Mr.インクレディブル : 映画評論・批評
2004年12月1日更新
2004年12月4日より丸の内ピカデリー1ほか全国松竹・東急系にてロードショー
まさに、インクレディブル!なのはピクサー?
一見すると、「Mr.インクレディブル」は、いつものピクサー映画らしくない。主人公は魚やモンスターじゃなく人間たち(しかも、その造形は決してキュートじゃない)。アクション描写は過激で(ピクサーでは、初のPG指定映画となった)、上映時間もこれまでで最長の115分である。

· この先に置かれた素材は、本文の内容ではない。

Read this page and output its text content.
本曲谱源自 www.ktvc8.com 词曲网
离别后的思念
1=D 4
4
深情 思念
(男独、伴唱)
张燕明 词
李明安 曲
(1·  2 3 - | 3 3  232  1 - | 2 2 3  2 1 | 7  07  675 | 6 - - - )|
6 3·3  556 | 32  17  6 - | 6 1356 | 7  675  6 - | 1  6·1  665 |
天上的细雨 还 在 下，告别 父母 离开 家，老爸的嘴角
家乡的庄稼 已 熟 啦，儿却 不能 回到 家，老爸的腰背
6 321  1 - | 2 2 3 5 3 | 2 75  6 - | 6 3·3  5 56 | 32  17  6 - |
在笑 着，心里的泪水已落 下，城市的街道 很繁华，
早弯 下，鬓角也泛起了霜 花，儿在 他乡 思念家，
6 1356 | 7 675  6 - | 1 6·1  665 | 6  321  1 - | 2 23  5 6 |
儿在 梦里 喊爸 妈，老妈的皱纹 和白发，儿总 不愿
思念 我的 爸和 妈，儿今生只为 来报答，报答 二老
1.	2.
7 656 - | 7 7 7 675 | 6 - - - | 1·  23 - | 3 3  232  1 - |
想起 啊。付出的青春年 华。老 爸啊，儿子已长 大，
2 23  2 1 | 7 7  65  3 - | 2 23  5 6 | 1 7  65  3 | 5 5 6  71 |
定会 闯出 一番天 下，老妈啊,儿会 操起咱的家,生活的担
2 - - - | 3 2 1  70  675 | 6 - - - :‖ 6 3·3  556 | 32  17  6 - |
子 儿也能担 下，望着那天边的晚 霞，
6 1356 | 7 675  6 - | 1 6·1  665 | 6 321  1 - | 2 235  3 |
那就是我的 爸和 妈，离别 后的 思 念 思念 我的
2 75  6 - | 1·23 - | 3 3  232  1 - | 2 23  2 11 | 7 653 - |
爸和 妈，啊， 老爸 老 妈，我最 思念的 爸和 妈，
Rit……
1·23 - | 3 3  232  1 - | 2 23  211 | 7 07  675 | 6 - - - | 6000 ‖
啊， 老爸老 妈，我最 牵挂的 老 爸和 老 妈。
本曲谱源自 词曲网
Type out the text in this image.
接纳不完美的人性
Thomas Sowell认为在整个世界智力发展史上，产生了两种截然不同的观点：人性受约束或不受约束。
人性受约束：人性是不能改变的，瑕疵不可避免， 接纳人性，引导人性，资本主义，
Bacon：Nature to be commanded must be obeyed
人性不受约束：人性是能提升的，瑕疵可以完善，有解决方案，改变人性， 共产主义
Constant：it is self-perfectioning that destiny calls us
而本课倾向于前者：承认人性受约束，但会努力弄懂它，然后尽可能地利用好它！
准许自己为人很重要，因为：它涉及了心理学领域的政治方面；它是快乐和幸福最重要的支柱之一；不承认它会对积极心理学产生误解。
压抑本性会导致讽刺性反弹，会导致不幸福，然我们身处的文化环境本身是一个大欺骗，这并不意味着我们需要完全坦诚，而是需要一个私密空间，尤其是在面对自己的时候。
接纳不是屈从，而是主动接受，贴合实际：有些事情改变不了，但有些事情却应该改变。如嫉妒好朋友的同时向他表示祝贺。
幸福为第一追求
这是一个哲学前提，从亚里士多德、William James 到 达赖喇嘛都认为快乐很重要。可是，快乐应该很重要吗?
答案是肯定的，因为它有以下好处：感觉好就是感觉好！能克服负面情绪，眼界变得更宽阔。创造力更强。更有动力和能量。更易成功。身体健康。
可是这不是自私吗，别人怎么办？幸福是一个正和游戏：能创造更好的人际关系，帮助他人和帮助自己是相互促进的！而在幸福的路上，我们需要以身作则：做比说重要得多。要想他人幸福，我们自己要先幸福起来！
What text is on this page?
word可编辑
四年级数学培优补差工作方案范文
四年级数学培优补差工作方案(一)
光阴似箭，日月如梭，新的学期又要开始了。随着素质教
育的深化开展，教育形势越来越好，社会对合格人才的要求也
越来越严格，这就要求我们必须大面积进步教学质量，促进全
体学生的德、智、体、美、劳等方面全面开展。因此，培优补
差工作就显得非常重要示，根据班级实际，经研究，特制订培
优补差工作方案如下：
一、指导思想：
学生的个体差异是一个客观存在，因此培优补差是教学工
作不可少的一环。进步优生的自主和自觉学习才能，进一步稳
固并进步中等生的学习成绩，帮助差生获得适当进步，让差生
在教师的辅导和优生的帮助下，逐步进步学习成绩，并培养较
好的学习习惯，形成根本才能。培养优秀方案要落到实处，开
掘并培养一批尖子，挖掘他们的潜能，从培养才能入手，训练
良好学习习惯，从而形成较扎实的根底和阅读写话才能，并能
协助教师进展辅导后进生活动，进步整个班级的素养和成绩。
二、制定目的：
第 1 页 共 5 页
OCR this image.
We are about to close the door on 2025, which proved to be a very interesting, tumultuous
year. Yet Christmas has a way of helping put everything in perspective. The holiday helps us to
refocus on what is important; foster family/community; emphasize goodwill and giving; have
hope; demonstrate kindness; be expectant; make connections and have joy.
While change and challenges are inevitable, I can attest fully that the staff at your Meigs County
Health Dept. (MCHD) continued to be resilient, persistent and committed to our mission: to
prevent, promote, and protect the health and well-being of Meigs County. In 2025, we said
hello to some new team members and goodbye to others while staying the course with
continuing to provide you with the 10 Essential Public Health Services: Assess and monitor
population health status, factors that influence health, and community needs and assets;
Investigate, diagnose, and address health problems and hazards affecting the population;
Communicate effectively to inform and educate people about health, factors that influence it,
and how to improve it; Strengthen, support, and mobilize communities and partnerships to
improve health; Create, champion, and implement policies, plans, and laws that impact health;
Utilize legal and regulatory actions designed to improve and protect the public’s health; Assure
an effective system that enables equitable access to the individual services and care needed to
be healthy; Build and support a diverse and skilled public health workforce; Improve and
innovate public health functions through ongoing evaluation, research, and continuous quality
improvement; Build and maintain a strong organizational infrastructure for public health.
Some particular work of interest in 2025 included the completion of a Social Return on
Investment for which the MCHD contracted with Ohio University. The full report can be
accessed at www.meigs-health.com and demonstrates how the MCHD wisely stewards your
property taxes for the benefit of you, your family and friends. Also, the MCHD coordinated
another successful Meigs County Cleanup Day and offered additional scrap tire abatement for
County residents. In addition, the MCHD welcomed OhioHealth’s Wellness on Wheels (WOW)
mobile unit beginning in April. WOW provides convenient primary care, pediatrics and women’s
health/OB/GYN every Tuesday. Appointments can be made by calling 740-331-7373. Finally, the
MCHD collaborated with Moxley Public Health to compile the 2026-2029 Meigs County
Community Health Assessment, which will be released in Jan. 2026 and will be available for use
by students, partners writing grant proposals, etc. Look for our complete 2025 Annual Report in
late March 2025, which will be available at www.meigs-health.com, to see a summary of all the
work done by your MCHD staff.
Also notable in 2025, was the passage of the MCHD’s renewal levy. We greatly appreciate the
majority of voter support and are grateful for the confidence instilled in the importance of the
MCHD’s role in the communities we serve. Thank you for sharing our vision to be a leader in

でも、これが大傑作なのだ。最高に刺激的なアクション映画でありながら、笑いとドラマに満ち、ピクサー映画のトレードマークであるハートがしっかりとある。圧倒的なビジュアル表現と卓越したストーリーテリング、そして、その根底に流れるポジティブなメッセージ。これほど完成度の高い作品は、実写映画でも滅多にお目にかかれるものじゃない。
これまで新作を作るたびにCGアニメのレベルを引き上げてきたピクサーだけれど、今回の到達点はあまりにも高い。脚本・監督を手がけたブラッド・バードの功績であることは間違いないが、どのスタジオからも問題児扱いされていた監督を招き入れたピクサーの器量の大きさも評価すべきだろう。これまでの成功方式を繰り返した方がよっぽど楽なのに、あえて外部監督を呼び込んで会社を活性化させた。つくづく志が高いスタジオだと思う。